Abstracts are now open for the 5th International Conference on Cybercrime and Computer Forensics (ICCCF).
The theme of the 2017 conference is ‘Cybercrime Research, Policy and Practice: The Collaboration Imperative’.
The massive increase in technological developments in personal computing, smart phone and wireless devices in recent years has created significant challenges in the Asia-Pacific region and beyond. This important conference will explore the expansion of technology-enabled crimes and how collaboration can inform technological, legal and policy responses internationally.

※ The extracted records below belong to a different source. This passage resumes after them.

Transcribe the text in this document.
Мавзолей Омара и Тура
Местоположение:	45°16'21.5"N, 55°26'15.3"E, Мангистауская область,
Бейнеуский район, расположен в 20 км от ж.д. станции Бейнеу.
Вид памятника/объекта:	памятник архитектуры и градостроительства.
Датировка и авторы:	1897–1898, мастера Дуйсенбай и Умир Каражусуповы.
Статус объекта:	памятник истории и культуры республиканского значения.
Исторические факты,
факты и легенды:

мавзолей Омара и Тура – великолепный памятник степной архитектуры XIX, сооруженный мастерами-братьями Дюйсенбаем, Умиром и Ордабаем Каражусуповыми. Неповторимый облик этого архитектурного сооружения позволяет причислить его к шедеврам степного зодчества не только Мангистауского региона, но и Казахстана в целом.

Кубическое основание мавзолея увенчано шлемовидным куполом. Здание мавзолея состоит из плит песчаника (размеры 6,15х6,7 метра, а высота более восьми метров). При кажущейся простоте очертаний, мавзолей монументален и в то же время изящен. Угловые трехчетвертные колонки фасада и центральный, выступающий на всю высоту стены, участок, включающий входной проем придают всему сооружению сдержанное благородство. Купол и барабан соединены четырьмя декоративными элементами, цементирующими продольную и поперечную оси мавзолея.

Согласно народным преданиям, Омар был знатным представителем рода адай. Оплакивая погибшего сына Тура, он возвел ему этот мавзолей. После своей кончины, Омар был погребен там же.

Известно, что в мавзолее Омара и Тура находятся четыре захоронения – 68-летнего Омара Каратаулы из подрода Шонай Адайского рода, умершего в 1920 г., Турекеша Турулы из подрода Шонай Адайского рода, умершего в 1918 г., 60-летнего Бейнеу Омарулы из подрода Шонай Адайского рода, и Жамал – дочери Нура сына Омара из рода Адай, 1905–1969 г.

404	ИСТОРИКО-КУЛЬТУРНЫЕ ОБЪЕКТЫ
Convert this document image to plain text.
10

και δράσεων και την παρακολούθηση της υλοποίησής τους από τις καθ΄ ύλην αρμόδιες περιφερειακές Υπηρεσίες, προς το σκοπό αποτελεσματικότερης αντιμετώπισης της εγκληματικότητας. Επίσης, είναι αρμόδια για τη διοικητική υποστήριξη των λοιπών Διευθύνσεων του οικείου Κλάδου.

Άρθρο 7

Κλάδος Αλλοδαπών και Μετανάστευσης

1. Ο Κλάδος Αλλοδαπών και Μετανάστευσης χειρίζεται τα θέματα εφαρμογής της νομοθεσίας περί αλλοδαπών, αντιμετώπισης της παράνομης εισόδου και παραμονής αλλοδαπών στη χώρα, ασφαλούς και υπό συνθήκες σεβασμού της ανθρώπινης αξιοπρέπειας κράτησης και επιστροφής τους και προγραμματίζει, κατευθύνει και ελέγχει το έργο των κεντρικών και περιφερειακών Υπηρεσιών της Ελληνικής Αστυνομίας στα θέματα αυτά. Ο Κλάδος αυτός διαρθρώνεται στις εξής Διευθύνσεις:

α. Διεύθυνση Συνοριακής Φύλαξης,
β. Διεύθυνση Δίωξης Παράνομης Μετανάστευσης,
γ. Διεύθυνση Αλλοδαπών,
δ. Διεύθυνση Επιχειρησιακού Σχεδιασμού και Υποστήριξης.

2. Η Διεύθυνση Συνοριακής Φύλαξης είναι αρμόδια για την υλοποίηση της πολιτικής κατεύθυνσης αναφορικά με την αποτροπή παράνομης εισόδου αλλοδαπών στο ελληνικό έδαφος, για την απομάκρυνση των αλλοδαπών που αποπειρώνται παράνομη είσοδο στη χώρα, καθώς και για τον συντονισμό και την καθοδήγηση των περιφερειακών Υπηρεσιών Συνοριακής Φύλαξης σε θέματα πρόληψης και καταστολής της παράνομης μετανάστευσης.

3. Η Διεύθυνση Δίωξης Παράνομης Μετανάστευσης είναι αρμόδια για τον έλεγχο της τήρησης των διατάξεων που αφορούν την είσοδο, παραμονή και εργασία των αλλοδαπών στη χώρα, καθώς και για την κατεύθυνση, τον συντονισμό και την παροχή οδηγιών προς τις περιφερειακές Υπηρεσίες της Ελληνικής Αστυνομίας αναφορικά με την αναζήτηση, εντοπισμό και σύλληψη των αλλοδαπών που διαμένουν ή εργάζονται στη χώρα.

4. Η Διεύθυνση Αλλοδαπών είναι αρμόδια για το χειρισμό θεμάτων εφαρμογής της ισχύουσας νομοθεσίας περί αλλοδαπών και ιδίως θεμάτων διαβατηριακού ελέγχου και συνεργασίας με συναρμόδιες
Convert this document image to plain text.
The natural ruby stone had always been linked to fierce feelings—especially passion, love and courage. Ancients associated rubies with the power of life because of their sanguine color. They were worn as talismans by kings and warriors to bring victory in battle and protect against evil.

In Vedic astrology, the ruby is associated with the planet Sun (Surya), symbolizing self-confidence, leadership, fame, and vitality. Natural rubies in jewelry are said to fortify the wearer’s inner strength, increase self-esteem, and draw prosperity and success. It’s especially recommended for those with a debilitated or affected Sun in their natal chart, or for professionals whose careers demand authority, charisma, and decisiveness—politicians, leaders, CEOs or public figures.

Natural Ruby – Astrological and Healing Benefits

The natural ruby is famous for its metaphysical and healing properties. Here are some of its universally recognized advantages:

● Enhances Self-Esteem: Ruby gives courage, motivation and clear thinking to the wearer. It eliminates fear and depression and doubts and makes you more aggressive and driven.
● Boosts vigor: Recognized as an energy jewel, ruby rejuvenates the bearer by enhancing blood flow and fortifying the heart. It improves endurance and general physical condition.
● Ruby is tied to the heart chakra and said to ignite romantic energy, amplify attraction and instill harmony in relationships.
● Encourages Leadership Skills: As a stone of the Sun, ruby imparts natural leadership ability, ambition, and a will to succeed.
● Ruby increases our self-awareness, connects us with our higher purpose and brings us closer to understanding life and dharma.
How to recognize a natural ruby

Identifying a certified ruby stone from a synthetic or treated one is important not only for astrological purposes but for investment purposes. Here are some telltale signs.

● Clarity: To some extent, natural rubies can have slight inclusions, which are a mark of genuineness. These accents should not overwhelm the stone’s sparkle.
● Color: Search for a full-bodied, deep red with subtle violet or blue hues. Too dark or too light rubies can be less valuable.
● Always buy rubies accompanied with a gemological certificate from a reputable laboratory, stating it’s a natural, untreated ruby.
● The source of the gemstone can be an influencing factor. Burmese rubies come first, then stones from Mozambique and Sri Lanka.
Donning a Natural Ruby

- 23 January – Abstract submissions open
- 23 January – Registrations open
- 17 March – Abstract submissions close
- 30 May – Early bird registration closes
- 16 July – Welcome reception
- 17-18 July – ICCCF Conference
Abstracts can address any relevant questions within this broad theme and presenters should choose to present in one of two streams:
- Research and policy
- Practice and technology
a) Research and policy – Examples of research issues within these streams include:
Results of cybercrime research and discussion of related policy issues, including:
- Personal information, privacy and identity misuse
- Intellectual property regulation
- Illegal content in cyberspace
- Online dishonesty
- Regulating the internet of things
- Sentencing cyber criminals
b) Practice and technology
Practical issues and technology affecting cybercrime and its prevention and regulation, such as:
- Computer and mobile forensics
- Resource allocation within law enforcement
- Cyber intelligence sharing
- Data sharing across networks
- Cloud security
- Biometric authentication
- Cyber crime prevention software
Abstracts must be submitted using the form available on www.icccf2017.com.au and should not exceed 300 words.
The abstract should outline the background, aims and content of the presentation. Abstracts related to research studies should include sections describing the methods, results and conclusions of the study.